We Need to Talk About Kevin_ A Novel - Lionel Shriver [201]
Despite his avowed disinterest in your work, Franklin, Kevin was about to launch Kryptonite’s most successful advertising campaign to date.
By 3:20, giggling with self-congratulatory glee, the first BSPA winners were starting to arrive through the main entrance from the lobby, which remained unlocked.
“Personal hygiene, my momma!” Soweto declared.
“Hey, we’re bright and shining,” said Laura, tossing her silken brown hair. “Don’t we get any chairs?”
Mouse crossed to the equipment room to scrounge some fold-ups, but when he came back reporting the room already locked for the day Greer said, “I don’t know, it’s kind of neat this way. We can sit cross-legged, like around a campfire.”
“Puh-lease,” said Laura, whose outfit was—scant. “Cross-legged, in this skirt? And it’s Versace, for Chrissake. I don’t want to stink it up with sit-up sweat.”
“Yo, girl,” Soweto nodded at her spindly figure, “that close as you gonna come to sit-up sweat.”
Kevin was able to listen in on his prizewinners from the alcove, an inset shelf on the upper level; so long as he remained against the back wall, he couldn’t be seen from below. The three stationary bicycles, treadmill, and rowing machine had already been dragged away from the alcove’s protective railing. Transferred from the duffel, his stash of some hundred arrows bristled from two fire buckets.

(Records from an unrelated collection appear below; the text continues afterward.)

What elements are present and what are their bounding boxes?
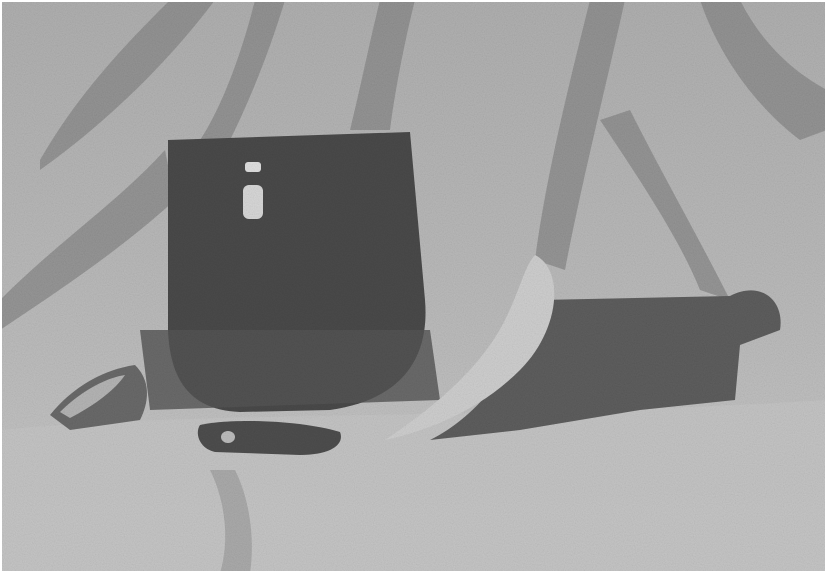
vessel-highlight-top — [245, 162, 261, 172]
photograph: Grayscale photograph of ancient artifact… — [0, 0, 827, 573]
vessel-shadow — [140, 330, 440, 410]
photo-scene — [0, 0, 827, 573]
vessel-highlight — [243, 185, 263, 219]
bead-highlight — [221, 431, 235, 443]
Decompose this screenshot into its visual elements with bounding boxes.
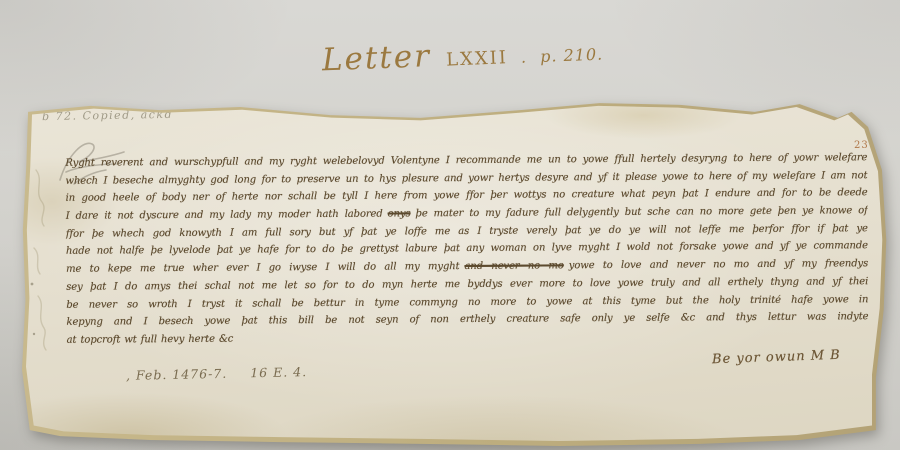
heading-page-ref: p. 210. xyxy=(540,45,604,66)
struck-text: onys xyxy=(388,208,411,219)
heading-numeral: LXXII xyxy=(446,47,509,70)
date-annotation: , Feb. 1476-7. 16 E. 4. xyxy=(126,364,307,383)
manuscript-text: Ryght reverent and wurschypfull and my r… xyxy=(65,152,868,352)
letter-paper: b 72. Copied, ackd 23 xyxy=(22,95,888,447)
heading-script-word: Letter xyxy=(321,38,431,78)
folio-number: 23 xyxy=(854,140,869,151)
manuscript-photograph: Letter LXXII . p. 210. b 72. Copied, ack… xyxy=(0,0,900,450)
bleedthrough-marks xyxy=(28,164,64,364)
heading-sep: . xyxy=(521,47,528,66)
signature: Be yor owun M B xyxy=(712,348,841,367)
struck-text: and never no mo xyxy=(464,260,563,272)
letter-heading: Letter LXXII . p. 210. xyxy=(321,30,653,89)
date-text: , Feb. 1476-7. xyxy=(126,366,228,383)
paper-surface: b 72. Copied, ackd 23 xyxy=(26,98,884,442)
regnal-year: 16 E. 4. xyxy=(250,364,307,380)
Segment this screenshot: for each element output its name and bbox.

Enticed by the marvelous echo, Denny emoted a few lines from Don’t Drink the Water at the top of his lungs, while Ziggy, who made a habit of flouncing around school in a leotard and tights to show off his calves, couldn’t resist making what Kevin later called “a big queeny entrance,” dancing a series of turns in pointe position across the length of the gym and finishing with a grand jeté. But Laura, who doubtless thought it uncool to ogle fags, only had eyes for Jeff Reeves—though quiet and terminally earnest, a handsome blue-eyed boy with a long blond ponytail with whom a dozen girls were known to be smitten. One of Jeff’s salivating fans, according to an interview with a friend recorded by NBC, was Laura Woolford, which more than his mastery of the twelve-string guitar may have explained why he, too, was christened Bright and Shining.
Miguel, who must have told himself he was unpopular for being smart or Latino—anything but for being a little pudgy—promptly plunked himself on one of the blue mats, to burrow with knit-browed seriousness into a battered copy of Alan Bloom’s The Closing of the American Mind. Beside him, Greer, who made the mistake common to rejects everywhere of assuming that outcasts like each other, was busy trying to engage him in a discussion of NATO’s intervention in Kosovo.

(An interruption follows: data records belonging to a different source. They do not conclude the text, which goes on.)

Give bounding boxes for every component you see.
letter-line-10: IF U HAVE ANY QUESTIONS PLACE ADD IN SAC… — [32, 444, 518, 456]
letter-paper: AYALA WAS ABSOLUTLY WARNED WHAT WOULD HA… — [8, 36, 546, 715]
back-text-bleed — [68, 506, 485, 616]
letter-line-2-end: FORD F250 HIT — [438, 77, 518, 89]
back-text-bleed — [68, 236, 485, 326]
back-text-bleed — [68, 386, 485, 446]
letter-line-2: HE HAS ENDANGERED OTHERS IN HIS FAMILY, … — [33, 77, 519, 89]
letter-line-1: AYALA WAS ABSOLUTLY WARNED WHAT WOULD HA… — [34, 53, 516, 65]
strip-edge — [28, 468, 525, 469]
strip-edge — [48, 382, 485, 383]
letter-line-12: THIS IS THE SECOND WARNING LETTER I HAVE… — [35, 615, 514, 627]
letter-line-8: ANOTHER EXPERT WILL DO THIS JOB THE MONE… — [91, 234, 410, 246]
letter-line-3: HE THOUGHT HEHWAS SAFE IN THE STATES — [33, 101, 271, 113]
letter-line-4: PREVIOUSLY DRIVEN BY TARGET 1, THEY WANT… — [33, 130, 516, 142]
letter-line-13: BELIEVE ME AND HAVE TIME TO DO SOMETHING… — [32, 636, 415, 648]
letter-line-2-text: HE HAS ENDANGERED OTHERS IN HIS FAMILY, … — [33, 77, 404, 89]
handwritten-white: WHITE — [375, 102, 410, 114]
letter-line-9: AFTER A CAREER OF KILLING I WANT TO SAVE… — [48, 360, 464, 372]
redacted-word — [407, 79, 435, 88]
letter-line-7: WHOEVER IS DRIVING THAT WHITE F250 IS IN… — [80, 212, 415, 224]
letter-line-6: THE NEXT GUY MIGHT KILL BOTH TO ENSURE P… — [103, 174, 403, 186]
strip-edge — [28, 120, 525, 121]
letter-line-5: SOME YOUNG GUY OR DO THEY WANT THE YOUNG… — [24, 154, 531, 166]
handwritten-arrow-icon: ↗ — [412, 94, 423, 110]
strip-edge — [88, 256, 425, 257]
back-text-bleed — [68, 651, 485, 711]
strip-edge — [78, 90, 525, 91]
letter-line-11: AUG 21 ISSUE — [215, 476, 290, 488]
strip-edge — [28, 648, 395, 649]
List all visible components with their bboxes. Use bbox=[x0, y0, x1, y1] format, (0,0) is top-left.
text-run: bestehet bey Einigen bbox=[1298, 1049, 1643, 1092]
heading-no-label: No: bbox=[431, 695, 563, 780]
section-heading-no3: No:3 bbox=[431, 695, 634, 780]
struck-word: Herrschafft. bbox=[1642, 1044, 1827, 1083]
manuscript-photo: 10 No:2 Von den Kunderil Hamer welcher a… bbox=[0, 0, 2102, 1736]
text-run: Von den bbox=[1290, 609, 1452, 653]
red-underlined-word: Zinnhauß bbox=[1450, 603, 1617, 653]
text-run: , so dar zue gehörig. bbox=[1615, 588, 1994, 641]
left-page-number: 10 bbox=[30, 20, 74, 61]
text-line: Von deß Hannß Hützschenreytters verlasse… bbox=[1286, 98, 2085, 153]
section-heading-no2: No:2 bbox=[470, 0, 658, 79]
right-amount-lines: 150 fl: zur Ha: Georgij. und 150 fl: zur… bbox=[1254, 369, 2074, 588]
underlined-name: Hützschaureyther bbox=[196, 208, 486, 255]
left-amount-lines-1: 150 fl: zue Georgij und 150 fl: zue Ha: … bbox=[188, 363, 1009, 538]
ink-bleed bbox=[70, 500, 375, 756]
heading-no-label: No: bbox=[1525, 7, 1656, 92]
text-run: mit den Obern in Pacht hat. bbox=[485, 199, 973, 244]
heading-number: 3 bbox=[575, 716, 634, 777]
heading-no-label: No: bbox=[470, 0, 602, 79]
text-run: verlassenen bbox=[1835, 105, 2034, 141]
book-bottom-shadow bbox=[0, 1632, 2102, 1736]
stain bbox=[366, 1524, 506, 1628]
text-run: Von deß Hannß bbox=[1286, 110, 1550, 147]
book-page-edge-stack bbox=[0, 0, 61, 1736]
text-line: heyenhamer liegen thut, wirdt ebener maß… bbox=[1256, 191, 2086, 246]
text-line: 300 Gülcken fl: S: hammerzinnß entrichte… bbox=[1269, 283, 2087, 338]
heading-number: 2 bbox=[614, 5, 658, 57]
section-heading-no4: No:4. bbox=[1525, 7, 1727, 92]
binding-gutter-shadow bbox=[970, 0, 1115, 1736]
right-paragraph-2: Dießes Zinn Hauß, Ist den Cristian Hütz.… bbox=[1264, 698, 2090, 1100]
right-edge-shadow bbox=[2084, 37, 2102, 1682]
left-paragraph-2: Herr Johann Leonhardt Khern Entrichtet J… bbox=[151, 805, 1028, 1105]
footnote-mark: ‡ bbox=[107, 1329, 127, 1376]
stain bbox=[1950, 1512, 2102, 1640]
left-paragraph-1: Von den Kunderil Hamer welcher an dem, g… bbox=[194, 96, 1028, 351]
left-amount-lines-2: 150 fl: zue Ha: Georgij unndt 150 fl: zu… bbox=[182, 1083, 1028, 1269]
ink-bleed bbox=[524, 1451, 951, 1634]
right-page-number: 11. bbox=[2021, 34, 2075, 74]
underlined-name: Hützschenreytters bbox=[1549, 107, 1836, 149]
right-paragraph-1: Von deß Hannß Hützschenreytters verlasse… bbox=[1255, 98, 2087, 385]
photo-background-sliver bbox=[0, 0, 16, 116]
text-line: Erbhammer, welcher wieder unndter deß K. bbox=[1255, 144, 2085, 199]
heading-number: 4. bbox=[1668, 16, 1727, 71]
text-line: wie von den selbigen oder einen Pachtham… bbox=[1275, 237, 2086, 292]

Dana Rocco arrived at 3:35. “Come on troops!” she rallied them. “Ziggy, that’s all very dramatic, but this isn’t ballet practice. Can we get down to business here? This is a happy occasion, but it’s still after-hours for me, and I’d like to get home before Letterman.”

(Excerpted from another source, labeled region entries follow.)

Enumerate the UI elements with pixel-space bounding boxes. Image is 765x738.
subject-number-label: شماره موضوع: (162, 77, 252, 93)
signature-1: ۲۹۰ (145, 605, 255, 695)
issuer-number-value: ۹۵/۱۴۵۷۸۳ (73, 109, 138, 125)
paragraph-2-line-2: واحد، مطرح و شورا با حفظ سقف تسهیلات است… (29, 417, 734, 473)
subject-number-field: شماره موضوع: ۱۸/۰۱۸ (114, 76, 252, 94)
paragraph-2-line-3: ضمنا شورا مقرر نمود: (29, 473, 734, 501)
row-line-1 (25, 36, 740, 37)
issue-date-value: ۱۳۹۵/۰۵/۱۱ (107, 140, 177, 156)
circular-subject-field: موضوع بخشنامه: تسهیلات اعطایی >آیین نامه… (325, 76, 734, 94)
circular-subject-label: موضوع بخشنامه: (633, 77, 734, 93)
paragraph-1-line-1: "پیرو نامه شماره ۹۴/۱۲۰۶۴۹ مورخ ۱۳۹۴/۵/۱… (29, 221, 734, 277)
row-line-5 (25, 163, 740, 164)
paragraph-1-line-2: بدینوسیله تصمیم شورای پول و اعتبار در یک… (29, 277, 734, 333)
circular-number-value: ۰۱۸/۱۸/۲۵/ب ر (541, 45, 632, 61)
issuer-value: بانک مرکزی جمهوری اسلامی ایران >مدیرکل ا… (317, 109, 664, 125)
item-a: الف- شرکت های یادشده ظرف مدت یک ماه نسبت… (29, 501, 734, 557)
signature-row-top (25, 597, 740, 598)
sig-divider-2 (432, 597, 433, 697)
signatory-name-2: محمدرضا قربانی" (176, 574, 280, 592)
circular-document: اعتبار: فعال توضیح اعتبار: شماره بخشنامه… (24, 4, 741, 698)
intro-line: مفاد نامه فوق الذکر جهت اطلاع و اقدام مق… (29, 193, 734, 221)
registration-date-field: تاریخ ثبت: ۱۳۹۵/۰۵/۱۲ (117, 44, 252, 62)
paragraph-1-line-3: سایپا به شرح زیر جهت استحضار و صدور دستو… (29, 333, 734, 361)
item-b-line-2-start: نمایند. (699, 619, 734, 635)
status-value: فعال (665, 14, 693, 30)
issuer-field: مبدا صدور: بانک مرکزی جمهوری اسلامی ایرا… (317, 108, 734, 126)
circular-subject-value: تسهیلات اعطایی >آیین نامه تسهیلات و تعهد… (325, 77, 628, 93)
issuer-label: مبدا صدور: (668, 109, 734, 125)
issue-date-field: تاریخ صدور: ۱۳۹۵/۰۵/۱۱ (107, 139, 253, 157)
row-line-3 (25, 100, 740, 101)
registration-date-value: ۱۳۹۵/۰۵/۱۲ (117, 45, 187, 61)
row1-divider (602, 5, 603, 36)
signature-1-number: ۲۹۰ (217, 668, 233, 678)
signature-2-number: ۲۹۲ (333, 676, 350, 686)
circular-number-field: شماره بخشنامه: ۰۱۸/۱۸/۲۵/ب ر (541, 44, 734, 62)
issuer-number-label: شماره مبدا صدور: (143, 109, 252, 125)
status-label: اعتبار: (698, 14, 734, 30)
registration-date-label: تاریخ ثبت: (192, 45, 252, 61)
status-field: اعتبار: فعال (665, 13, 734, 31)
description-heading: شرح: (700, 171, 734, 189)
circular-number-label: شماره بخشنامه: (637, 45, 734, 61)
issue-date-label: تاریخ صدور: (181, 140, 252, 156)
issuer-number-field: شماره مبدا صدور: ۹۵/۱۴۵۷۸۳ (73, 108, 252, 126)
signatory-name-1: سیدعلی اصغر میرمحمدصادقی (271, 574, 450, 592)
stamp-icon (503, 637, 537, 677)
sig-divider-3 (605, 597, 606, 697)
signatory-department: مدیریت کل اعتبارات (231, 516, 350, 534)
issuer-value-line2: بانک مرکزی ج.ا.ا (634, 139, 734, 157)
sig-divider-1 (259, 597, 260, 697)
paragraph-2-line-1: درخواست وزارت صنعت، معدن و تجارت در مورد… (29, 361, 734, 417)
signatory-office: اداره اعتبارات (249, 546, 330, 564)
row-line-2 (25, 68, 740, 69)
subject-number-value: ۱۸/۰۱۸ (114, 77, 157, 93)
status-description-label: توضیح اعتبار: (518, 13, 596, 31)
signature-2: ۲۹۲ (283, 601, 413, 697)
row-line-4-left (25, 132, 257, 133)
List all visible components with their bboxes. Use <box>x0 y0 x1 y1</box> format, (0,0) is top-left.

At this point, the cafeteria worker arrived, carting a tray of cellophaned sandwiches. “Where you want these, ma’am?” he asked Rocco. “We got a order from Mr. Bevons to provide refreshments.”
“Wasn’t that thoughtful of Don!” she exclaimed.
Well. It was thoughtful of someone. And I have to say, the sandwiches were a nice touch, that little garnish of an authentic school occasion. But Kevin may have been over-egging the pudding a bit, and the gesture would cost him collateral damage.